En la práctica, el decreto amplió una protección dada a jóvenes indocumentados que entraron a Estados Unidos antes de cumplir los 16 años (conocidos como Dreamers), que carecen de antecedentes criminales y que tenían menos de 30 años al 1 de enero de 2010.

En noviembre Obama intentó abarcar también a los adultos migrantes que fueran padres de ciudadanos y residentes permanentes que entraron antes del 1 de enero de 2010 y que no tenían antecedentes penales.

Estos dos amparos, conocidos como DACA y DAPA, respectivamente, también concedían permisos de trabajo renovables cada tres años.

Obama justificó su decisión de recurrir a una acción ejecutiva tras lo que calificó como años de frustraciones con los republicanos en el Congreso, quienes en repetidas ocasiones se negaron a apoyar una reforma migratoria bipartidista del Senado que actualizaría las leyes en el tema.

El 27 de junio de 2013, el Senado aprobó un plan de reforma migratoria (S. 744) que incluyó un camino a la ciudadanía para millones de indocumentados que llevan tiempo en el país y carecen de antecedentes criminales.

El liderazgo republicano de la Cámara de Representantes frenó el proyecto argumentando que no confiaba en que el Presidente haría cumplir la ley si debatía y aprobaba la reforma migratoria.

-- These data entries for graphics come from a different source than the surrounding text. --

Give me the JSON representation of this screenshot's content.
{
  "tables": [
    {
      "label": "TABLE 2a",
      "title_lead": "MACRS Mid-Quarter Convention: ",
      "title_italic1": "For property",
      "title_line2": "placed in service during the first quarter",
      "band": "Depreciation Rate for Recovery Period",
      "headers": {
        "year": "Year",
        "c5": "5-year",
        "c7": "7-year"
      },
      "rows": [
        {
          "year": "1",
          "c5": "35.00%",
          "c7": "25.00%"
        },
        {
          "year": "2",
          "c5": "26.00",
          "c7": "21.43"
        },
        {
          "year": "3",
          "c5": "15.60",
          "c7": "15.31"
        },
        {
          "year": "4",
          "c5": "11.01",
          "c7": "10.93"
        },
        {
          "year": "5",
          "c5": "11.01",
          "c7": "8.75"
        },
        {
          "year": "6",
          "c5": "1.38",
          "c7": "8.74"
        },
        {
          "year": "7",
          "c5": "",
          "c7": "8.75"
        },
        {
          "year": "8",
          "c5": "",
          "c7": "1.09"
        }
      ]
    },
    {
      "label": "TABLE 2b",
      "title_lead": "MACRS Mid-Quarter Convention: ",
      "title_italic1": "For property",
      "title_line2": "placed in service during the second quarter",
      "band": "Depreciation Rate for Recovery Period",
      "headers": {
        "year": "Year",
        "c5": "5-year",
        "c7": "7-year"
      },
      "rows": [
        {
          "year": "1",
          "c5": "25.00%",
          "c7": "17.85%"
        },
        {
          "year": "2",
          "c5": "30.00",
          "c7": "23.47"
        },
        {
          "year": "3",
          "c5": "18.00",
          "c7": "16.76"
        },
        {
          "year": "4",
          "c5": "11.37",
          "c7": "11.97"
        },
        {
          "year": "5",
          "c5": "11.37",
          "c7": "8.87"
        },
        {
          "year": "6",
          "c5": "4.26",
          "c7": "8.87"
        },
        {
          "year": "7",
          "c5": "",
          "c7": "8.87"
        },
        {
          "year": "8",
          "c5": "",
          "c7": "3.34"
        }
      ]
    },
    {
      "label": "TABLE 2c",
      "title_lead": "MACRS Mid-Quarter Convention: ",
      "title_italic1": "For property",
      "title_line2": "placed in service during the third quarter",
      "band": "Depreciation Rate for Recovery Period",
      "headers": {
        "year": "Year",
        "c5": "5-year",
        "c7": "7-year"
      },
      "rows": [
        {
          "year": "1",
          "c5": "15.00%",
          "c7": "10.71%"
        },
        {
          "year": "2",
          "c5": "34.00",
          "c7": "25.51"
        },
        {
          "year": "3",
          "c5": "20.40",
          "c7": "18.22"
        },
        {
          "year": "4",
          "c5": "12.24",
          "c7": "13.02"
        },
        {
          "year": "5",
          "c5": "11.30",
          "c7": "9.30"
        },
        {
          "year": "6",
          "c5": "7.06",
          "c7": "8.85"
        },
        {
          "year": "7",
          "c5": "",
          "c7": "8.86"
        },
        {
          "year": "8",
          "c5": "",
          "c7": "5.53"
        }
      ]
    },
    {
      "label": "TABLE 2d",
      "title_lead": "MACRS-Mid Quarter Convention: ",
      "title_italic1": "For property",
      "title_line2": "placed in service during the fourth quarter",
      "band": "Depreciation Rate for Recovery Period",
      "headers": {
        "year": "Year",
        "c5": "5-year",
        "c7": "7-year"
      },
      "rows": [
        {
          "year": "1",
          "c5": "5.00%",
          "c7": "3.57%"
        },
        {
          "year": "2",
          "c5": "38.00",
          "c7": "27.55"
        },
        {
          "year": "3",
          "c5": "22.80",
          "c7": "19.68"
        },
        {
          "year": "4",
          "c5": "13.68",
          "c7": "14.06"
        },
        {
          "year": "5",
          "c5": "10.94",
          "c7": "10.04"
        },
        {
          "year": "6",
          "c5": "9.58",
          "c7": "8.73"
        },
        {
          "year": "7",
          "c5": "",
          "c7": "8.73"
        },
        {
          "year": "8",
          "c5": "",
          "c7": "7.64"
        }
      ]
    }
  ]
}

Sin embargo, el decreto de noviembre de 2014 quedó en suspenso el 16 de febrero de 2015, cuando una medida cautelar de un juez de Texas detuvo el programa tras una demanda presentada por un grupo de 26 estados -24 gobernados por republicanos- liderados por Texas.

Tras una serie de fallos jurídicos, en noviembre el Quinto Circuito de la Corte de Apelaciones de Nueva Orleans decidió mantener el bloqueo fijado por el juez de Texas en lo que se resolvía el caso.

Los 26 estados argumentan que Obama fue más allá de sus funciones como Presidente con su acción ejecutiva, una de las cerca de 220 que ha emitido durante su Gobierno.

También alegan que la medida viola la Constitución.

La decisión de este martes permite que entre marzo y mayo la corte escuche los argumentos del Gobierno y de los 26 estados demandantes.

El caso podría abrirse en abril y la decisión final podría ser divulgada en junio.

Si la Corte Suprema respalda las acciones ejecutivas migratorias de Obama, la Casa Blanca se ha comprometido a actuar rápido para establecer el programa DAPA y comenzar a inscribir a los migrantes en él antes de que tome el cargo el sucesor del Presidente.

Mientras que los candidatos demócratas aseguran que continuarán con el programa, la mayoría de los aspirantes presidenciales republicanos ha prometido que lo desmantelará y que se centrará, en cambio, en reforzar la frontera.

Temiendo que el programa DAPA podría permanecer congelado por lo que resta del Gobierno de Obama, la Administración federal pidió a la Corte Suprema que decidiera rápido, petición a la que la corte parece haber respondido.